"The most important thing is that it's funded," socialist mayoral wannabe Zohran Mamdani blurred at an "affordability"-themed campaign event Monday, insisting his $10 billion "free stuff" agenda will go ahead no matter what.
He'll find the money somewhere, he vows: If not from tax hikes, then from "a better-than-expected assessment" (which sounds like property-tax hikes under another name, perhaps the ones he's discussed imposing on "richer and whiter" 'hoods), or some other surprise "pot of money" (cue the leprechaun hunt) or mysterious "savings" (maybe from the NYPD budget?).
Fact is, the funding mechanism fits right in with his $10 billion price tag for the goodies and the supposed per-person benefits his campaign will "calculate" for you.
It's all fantasy math, as bogus as three-card monte.
Start small: He says his free bus plan will cost just $700 million, but that doesn't consider what the MTA would lose from subway revenues, its expenses for new buses and drivers to handle soaring bus ridership or a host of other foreseeable issues.
There's a reason other cities that tried free municipal (as opposed to tourist) buses gave up on the experiment.
To be fair, he doesn't need city cash to impose his rent freeze -- but that will only cover roughly a million rent-stabilized units, and imposes costs he doesn't want to face: pushing up rents on market-rate apartments, ensuring decay in buildings that get hit hard by the freeze, risking that the US Supreme Court will toss the rent laws altogether once he's made the system so nakedly political.
Of course, his biggest freebie is no-fee universal child care, which his campaign's dodgy "calculator" widget says will save parents $22,000 a year for just one child.
But if it takes off, it'll cost even more than the $6 billion a year he estimates, since city day-care already pays workers as unionized teachers -- meaning six-figure salaries, vastly above what "normal" day care centers can pay.
And if he's dropping the ages covered below the current 3-K programs, he's inviting more trouble: Caring for infants and toddlers still in diapers is vastly more labor-intensive, if you're to have any quality standards at all.
But that's just half the story.
Zoh's fantasy math also ignores the grim fact that city spending outpaces revenue now; the first thing he'll have to do as mayor is close budget gaps estimated at $17 billion over his first three years, which is sure to be exacerbated by federal cuts.

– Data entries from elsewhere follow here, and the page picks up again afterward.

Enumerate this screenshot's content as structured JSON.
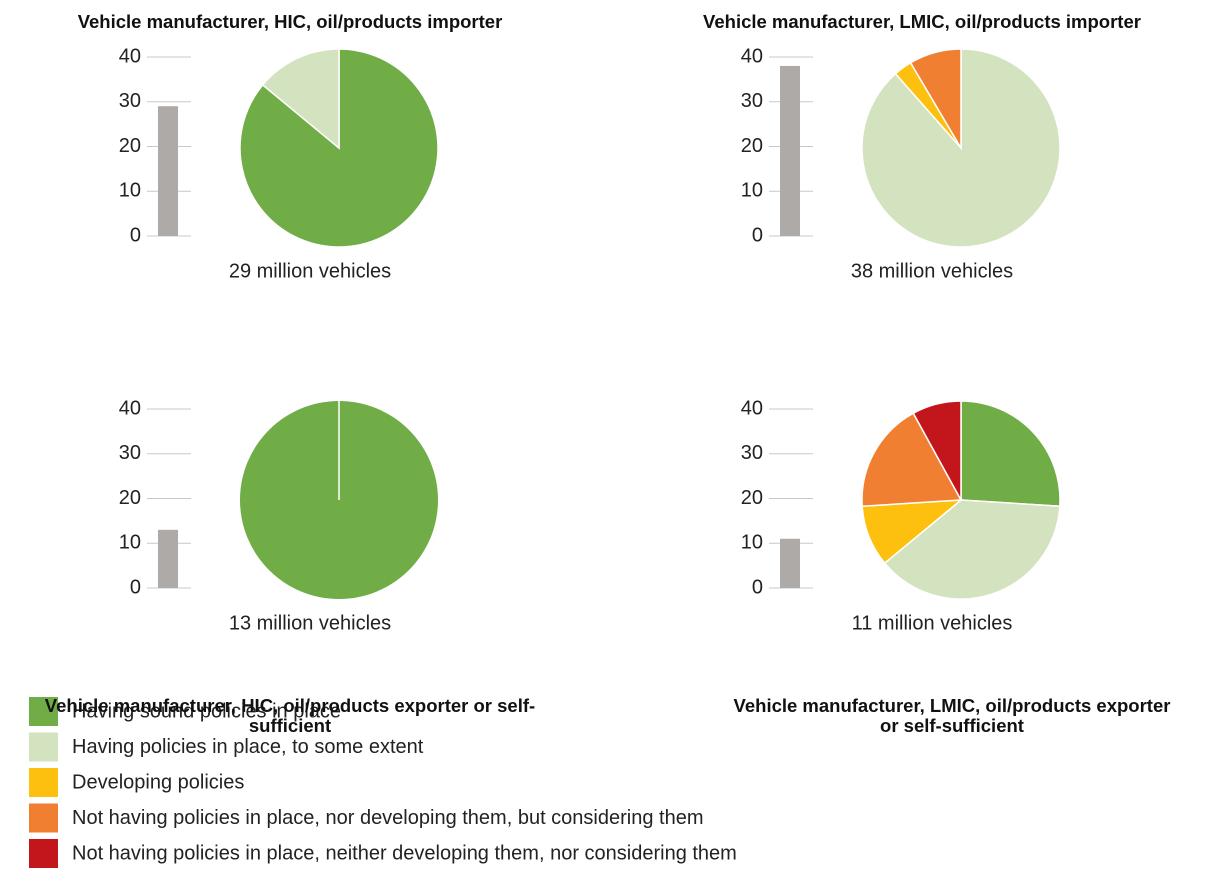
{
  "chart_data": [
    {
      "type": "bar_pie",
      "title": "Vehicle manufacturer, HIC, oil/products importer",
      "ylim": [
        0,
        40
      ],
      "yticks": [
        0,
        10,
        20,
        30,
        40
      ],
      "bar": {
        "values": [
          29
        ],
        "value_labels": [
          "29 million vehicles"
        ],
        "color": "#aeaaa8"
      },
      "pie": {
        "values": [
          86,
          14,
          0,
          0,
          0
        ]
      }
    },
    {
      "type": "bar_pie",
      "title": "Vehicle manufacturer, LMIC, oil/products importer",
      "ylim": [
        0,
        40
      ],
      "yticks": [
        0,
        10,
        20,
        30,
        40
      ],
      "bar": {
        "values": [
          38
        ],
        "value_labels": [
          "38 million vehicles"
        ],
        "color": "#aeaaa8"
      },
      "pie": {
        "values": [
          0,
          88.5,
          3,
          8.5,
          0
        ]
      }
    },
    {
      "type": "bar_pie",
      "title": "Vehicle manufacturer, HIC, oil/products exporter or self-sufficient",
      "ylim": [
        0,
        40
      ],
      "yticks": [
        0,
        10,
        20,
        30,
        40
      ],
      "bar": {
        "values": [
          13
        ],
        "value_labels": [
          "13 million vehicles"
        ],
        "color": "#aeaaa8"
      },
      "pie": {
        "values": [
          100,
          0,
          0,
          0,
          0
        ]
      }
    },
    {
      "type": "bar_pie",
      "title": "Vehicle manufacturer, LMIC, oil/products exporter or self-sufficient",
      "ylim": [
        0,
        40
      ],
      "yticks": [
        0,
        10,
        20,
        30,
        40
      ],
      "bar": {
        "values": [
          11
        ],
        "value_labels": [
          "11 million vehicles"
        ],
        "color": "#aeaaa8"
      },
      "pie": {
        "values": [
          26,
          38,
          10,
          18,
          8
        ]
      }
    }
  ],
  "legend": {
    "labels": [
      "Having sound policies in place",
      "Having policies in place, to some extent",
      "Developing policies",
      "Not having policies in place, nor developing them, but considering them",
      "Not having policies in place, neither developing them, nor considering them"
    ],
    "colors": [
      "#70ad47",
      "#d3e2bf",
      "#fec00f",
      "#f07f31",
      "#c3161c"
    ]
  }
}
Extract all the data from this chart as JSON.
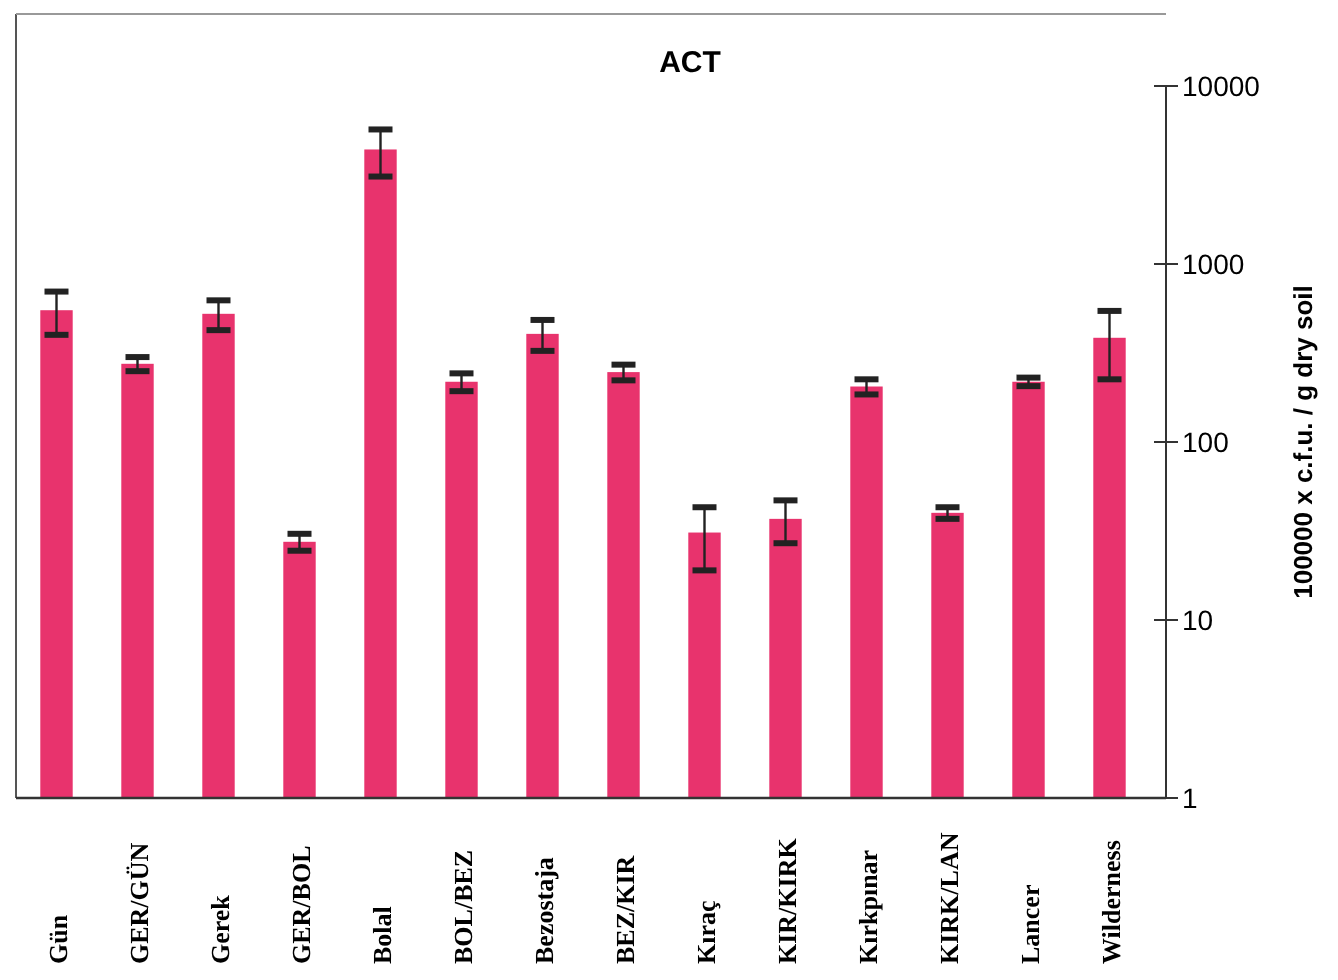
{
  "chart_data": {
    "type": "bar",
    "title": "ACT",
    "ylabel": "100000 x c.f.u. / g dry soil",
    "categories": [
      "Gün",
      "GER/GÜN",
      "Gerek",
      "GER/BOL",
      "Bolal",
      "BOL/BEZ",
      "Bezostaja",
      "BEZ/KIR",
      "Kıraç",
      "KIR/KIRK",
      "Kırkpınar",
      "KIRK/LAN",
      "Lancer",
      "Wilderness"
    ],
    "values": [
      550,
      275,
      525,
      27.5,
      4400,
      218,
      405,
      247,
      31,
      37,
      205,
      40,
      218,
      385
    ],
    "errors": [
      150,
      25,
      100,
      3,
      1300,
      25,
      80,
      25,
      12,
      10,
      20,
      3,
      12,
      160
    ],
    "color": "#e8336d",
    "log": "y",
    "ylim": [
      1,
      10000
    ],
    "yticks": [
      1,
      10,
      100,
      1000,
      10000
    ],
    "grid": false
  }
}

Mamdani's vowed to confront President Donald Trump, not sweet-talk him into reversing those savings.
Making life in the Big Apple more affordable is a fantastic goal, and Mamdani showed real smarts in adopting it as his campaign centerpiece.
It's too bad that he's put zero thought into how he can actually deliver on most of his agenda, but his only priority now is getting elected -- and on that front, fantasy math is working great so far.